They Think It’s All Over – It’s Not Yet!

Gardner-Leader-Solicitors-Newbury-3

 

 

 

 

 


Derek Rodgers
Managing Partner
Gardner Leader
d.rodgers@gardner-leader.co.uk

After weeks or months of preparation and negotiation, you have finally done it.  You have sold your business.  You walk out of your solicitor’s office with a smile on your face, a cheque in your pocket and a minor case of repetitive strain injury from signing 300 documents.  You are ready for that well earned rest.

But wait.  There are a few things to think about first.  If you have an earn out arrangement as part of the consideration, you will need to be sure that you know exactly what is required of you and that you keep on top of that.  Know the key dates and the triggers for further payments becoming due, so that you don’t let things slip.
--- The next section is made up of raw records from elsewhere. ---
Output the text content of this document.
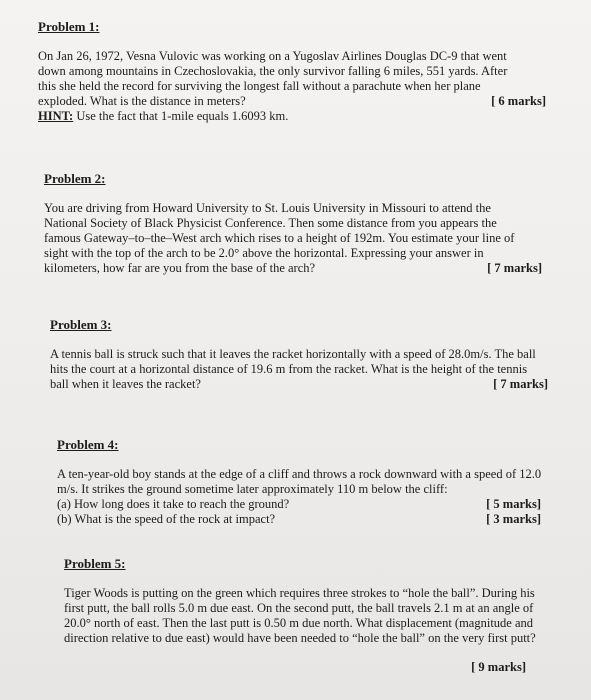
Problem 1:
On Jan 26, 1972, Vesna Vulovic was working on a Yugoslav Airlines Douglas DC-9 that went
down among mountains in Czechoslovakia, the only survivor falling 6 miles, 551 yards. After
this she held the record for surviving the longest fall without a parachute when her plane
exploded. What is the distance in meters?	[ 6 marks]
HINT: Use the fact that 1-mile equals 1.6093 km.
Problem 2:
You are driving from Howard University to St. Louis University in Missouri to attend the
National Society of Black Physicist Conference. Then some distance from you appears the
famous Gateway–to–the–West arch which rises to a height of 192m. You estimate your line of
sight with the top of the arch to be 2.0° above the horizontal. Expressing your answer in
kilometers, how far are you from the base of the arch?	[ 7 marks]
Problem 3:
A tennis ball is struck such that it leaves the racket horizontally with a speed of 28.0m/s. The ball
hits the court at a horizontal distance of 19.6 m from the racket. What is the height of the tennis
ball when it leaves the racket?	[ 7 marks]
Problem 4:
A ten-year-old boy stands at the edge of a cliff and throws a rock downward with a speed of 12.0
m/s. It strikes the ground sometime later approximately 110 m below the cliff:
(a) How long does it take to reach the ground?	[ 5 marks]
(b) What is the speed of the rock at impact?	[ 3 marks]
Problem 5:
Tiger Woods is putting on the green which requires three strokes to “hole the ball”. During his
first putt, the ball rolls 5.0 m due east. On the second putt, the ball travels 2.1 m at an angle of
20.0° north of east. Then the last putt is 0.50 m due north. What displacement (magnitude and
direction relative to due east) would have been needed to “hole the ball” on the very first putt?
[ 9 marks]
If you have a consultancy agreement to provide ongoing services to the business you have sold, ensure you are clear on what you have to do and when.  If you are staying on as a consultant or an employee in the business, you will also have a big mental task of adjusting to a new position – you will no longer be the boss and that is not always easy to accept.  If you are staying, there may also be consequences if you leave in certain circumstances – being a ‘Bad Leaver’ could impact on your entitlement to consideration.

You will probably have signed restrictive covenants to prevent you competing with the business. Be very clear about what you are not allowed to do, and if in any doubt take advice again before you do anything which might conflict, otherwise you could find yourself in expensive litigation.

Most importantly, bear in mind that you will almost certainly have given warranties as part of the sale agreement.  If any of those warranties are found to be untrue, a claim against you could follow.  Even if you have put funds in escrow, or there has been a retention, against the possibility of claims, remember that if those funds are not enough to cover the claim, then you most likely remain liable for the rest.  The warranties may last for two or three years (or seven for tax issues) and so it makes sense to know how long you have to wait before you are ‘in the clear’.  It is probably wise not to spend all the sale proceeds on a yacht the day after completion, just in case.

You will, hopefully, have been advised about all of these things as the sale has progressed, but it is easy to forget the detail in the euphoria (or relief) of completing the deal. Refresh your memory every so often by having a look through all those documents you signed, or get your lawyer to send you a checklist of the things, and dates, you need to be aware of.